Pesticide-based lawn care proponents often claim that chemicals are necessary to protect asthmatics from common allergens (tree pollen, grass and ragweed), but in fact pesticides actually aggravate asthma. For ragweed, there is a better, non-toxic alternative to the newly declared carcinogen glyphosate. Since ragweed germinates in early spring, a timely application of corn gluten meal as the snow finishes melting can stop the seeds from forming roots. If you miss that window, there are few weeds easier to pull than ragweed, and the corn gluten meal will stop other seeds germinating. Just remember not to seed your lawn at the same time! Corn gluten meal is sold in some garden centres and in stores carrying ‘green’ products.

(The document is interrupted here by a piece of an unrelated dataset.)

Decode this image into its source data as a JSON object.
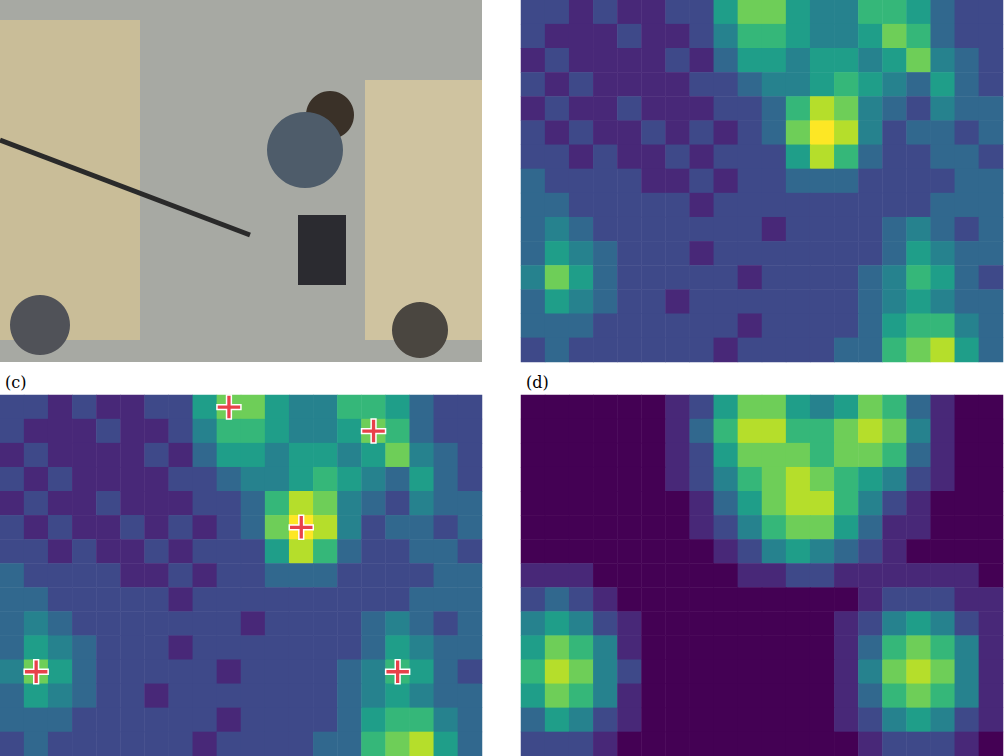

In the interest of public health, restrictions on pesticide use close to where people live are increasing across Canada. Seven provinces have taken steps to significantly reduce cosmetic pesticide exposure. Ontario and Halifax have model legislation, Quebec’s is moderately protective, and Manitoba is currently implementing strong legislation for herbicides. Saskatchewan, Alberta and BC have yet to take this step.
It is surprisingly easy to have a great looking organic lawn with minimal effort and cost. Briefly, cut the grass high (about 7 cm), water infrequently but deeply when needed, aerate and over-seed. Consider including some Dutch white clover to generate nitrogen fertilizer naturally. There are organic solutions to all landscape and garden problems – solutions that ensure you and your family, friends, pets, as well as local wildlife have a safe place to tread, and a yard in balance with nature.